Me lo Contó la Luna
Por: Claudia Luna / [email protected]
Hablando de arte y artistas, en una cena con amigos, llegamos a la conclusión de que el arte es una interpretación pura y profunda de la vivencia personal del artista, una huella de la experiencia humana. Nunca intenta ser un duplicado de la realidad. Durante la conversación, Yoly, una querida amiga abogada, dijo algo que me pareció luminoso: “Siento fascinación por los artistas que, en su obra, cuentan su historia más obscura, sin ponerse límites”. Y agregó: “Yo me he pasado la vida coloreando sin salirme de la línea. Siempre he seguido las reglas del juego”. Era un comentario honesto, que venía de una mujer práctica y estructurada como lo es ella. “Hay que ser muy valientes. Los artistas defienden su visión pésele a quien le pese”, concluyó.
Después de cenar, visitamos una galería donde tienen una extraordinaria exhibición de maestros latinoamericanos. Entre las obras, un tanto escondida, encontré una de las “pinturas negras” de Antonia Eiriz, pintora cubana de la generación de los 60. En cuanto vi la pieza, me cautivó. Sentí que algo me quemaba por dentro, como si se me chamuscaran las tripas. Era una figura negra sobre un fondo negro que me recordó a una muñeca vudú. Me dio la impresión que gritaba. La miré y se me revolvió el estómago, a la vez que se me aceleraba el corazón. Empecé a jugar a las escondidas con la pintura. La observaba un ratito y me alejaba de ella, daba una vuelta por la galería y de repente, sin pensarlo mucho, me acercaba otra vez. La escuchaba aullar cada vez que me aproximaba a ella. Era grotesca y hermosa al mismo tiempo.

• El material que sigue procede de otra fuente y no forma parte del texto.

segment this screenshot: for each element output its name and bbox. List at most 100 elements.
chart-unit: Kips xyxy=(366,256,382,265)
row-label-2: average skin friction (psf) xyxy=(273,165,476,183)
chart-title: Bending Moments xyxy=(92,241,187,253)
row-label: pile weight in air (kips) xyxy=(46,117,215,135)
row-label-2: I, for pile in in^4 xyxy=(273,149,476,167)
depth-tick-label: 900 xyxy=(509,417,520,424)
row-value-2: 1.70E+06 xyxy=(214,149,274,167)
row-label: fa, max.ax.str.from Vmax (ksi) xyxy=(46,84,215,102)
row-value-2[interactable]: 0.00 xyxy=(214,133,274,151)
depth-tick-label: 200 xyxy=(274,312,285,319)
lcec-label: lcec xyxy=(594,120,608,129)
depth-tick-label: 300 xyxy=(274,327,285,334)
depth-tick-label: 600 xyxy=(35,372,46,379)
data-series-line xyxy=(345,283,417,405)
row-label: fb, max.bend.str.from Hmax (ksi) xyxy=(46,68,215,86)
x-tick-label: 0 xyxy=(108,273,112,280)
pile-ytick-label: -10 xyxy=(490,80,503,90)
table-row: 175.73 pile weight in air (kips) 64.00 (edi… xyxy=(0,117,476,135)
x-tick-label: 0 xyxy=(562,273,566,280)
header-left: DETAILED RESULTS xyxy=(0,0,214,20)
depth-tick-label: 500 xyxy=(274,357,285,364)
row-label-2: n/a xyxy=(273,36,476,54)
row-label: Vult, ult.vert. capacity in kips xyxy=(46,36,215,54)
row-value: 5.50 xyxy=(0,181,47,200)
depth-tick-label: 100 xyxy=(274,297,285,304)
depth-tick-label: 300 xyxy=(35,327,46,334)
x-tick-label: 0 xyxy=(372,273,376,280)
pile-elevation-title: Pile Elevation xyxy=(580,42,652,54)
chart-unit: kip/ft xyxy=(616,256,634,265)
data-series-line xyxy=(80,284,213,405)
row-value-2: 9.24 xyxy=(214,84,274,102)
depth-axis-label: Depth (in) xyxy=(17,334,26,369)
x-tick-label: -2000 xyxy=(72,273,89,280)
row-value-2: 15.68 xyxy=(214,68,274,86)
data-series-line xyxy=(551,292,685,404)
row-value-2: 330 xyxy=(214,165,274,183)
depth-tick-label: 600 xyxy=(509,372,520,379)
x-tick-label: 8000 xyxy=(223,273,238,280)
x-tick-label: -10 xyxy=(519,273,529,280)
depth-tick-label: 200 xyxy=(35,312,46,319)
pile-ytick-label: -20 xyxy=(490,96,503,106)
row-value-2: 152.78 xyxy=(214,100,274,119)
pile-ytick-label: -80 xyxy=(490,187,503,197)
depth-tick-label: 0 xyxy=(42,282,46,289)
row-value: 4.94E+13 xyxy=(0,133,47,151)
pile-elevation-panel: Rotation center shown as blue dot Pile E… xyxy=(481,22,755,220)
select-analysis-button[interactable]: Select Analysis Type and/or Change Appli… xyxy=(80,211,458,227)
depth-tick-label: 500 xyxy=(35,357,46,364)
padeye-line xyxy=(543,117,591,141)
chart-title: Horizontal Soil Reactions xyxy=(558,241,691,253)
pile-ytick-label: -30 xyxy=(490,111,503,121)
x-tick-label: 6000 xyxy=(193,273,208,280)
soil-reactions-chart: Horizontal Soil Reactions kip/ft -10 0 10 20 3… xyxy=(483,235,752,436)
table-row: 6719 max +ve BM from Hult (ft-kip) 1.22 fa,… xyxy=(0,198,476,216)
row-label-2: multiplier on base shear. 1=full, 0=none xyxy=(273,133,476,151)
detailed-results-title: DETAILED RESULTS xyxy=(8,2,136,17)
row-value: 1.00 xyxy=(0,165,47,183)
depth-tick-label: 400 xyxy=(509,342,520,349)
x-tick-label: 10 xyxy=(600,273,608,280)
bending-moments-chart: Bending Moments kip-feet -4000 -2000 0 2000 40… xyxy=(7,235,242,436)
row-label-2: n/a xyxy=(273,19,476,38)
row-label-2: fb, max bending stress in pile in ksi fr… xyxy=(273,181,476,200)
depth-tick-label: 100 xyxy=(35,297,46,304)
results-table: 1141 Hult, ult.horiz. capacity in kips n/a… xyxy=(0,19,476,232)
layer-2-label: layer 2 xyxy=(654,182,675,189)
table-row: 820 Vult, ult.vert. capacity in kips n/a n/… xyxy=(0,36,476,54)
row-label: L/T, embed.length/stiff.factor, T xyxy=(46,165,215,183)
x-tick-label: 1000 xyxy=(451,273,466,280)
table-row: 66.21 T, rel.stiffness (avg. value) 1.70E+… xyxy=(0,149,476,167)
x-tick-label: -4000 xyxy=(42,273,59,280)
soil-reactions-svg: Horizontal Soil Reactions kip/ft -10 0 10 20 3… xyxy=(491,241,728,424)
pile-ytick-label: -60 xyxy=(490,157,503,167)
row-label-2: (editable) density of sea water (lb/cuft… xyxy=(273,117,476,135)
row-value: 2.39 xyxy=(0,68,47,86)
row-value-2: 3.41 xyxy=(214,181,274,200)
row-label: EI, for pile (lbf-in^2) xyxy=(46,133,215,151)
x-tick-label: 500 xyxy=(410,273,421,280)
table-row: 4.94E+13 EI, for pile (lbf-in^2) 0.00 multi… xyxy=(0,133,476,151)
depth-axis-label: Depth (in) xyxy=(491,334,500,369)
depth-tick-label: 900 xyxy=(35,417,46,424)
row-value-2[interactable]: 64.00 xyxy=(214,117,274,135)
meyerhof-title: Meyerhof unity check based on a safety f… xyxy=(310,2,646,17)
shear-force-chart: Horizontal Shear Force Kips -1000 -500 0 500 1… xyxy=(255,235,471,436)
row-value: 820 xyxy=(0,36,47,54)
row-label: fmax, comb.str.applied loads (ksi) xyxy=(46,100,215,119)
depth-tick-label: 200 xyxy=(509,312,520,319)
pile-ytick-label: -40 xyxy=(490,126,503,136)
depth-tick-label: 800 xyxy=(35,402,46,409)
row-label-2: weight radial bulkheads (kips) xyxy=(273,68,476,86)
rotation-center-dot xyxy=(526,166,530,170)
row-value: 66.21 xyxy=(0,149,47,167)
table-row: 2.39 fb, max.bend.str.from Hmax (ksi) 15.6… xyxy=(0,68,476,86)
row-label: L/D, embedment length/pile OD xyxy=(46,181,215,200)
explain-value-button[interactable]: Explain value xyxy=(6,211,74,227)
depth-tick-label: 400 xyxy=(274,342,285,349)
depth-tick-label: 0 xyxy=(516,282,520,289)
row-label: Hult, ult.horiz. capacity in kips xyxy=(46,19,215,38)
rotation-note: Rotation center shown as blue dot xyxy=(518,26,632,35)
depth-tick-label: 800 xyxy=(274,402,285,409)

Al salir de la muestra, rumbo a la casa, le dije a Carlos, mi esposo: “La pieza que más me ha gustado es la de Antonia”. “¿Por qué?”, me preguntó. Traté de explicarle que la pintura era un reflejo de la artista y del contexto tan complicado que la rodeaba en esos años. Carlos sólo me miró… “Es brutalmente bella”, dije con la intención de completar la idea. “¿Y qué más, por qué te gusta?”, insistió. “Porque tiene algo que ver conmigo, me recuerda algo de mí...”, le contesté como si escupiera las palabras. “¡Exacto!”, me respondió y, por fin, sonrió.
Después de admirar el cuadro de Antonia, pienso en las veces que he querido reproducir la vibración de la realidad en una fotografía. Al estar ante un atardecer majestuoso o un paisaje que quita el aliento, mi primer instinto es sacar la cámara fotográfica para capturar el momento y, más adelante, reproducir y conservar la “sensación”. Por lo general, me ha decepcionado el resultado, porque, efectivamente, la vibración, la energía no se puede imitar.
Una obra maestra es tan reveladora como la sonrisa de un niño, una puesta de sol o la mirada de los amantes. Eso hace que resuene en quienes la contemplamos.
Sé que todos tenemos una parte obscura como la muñeca negra del cuadro de Eiriz, pero no todos estamos dispuestos a enseñársela al mundo. Antonia no sólo la mostró, sino que, pintando en una superficie de 45 por 35 centímetros, dio una cátedra de manera magistral.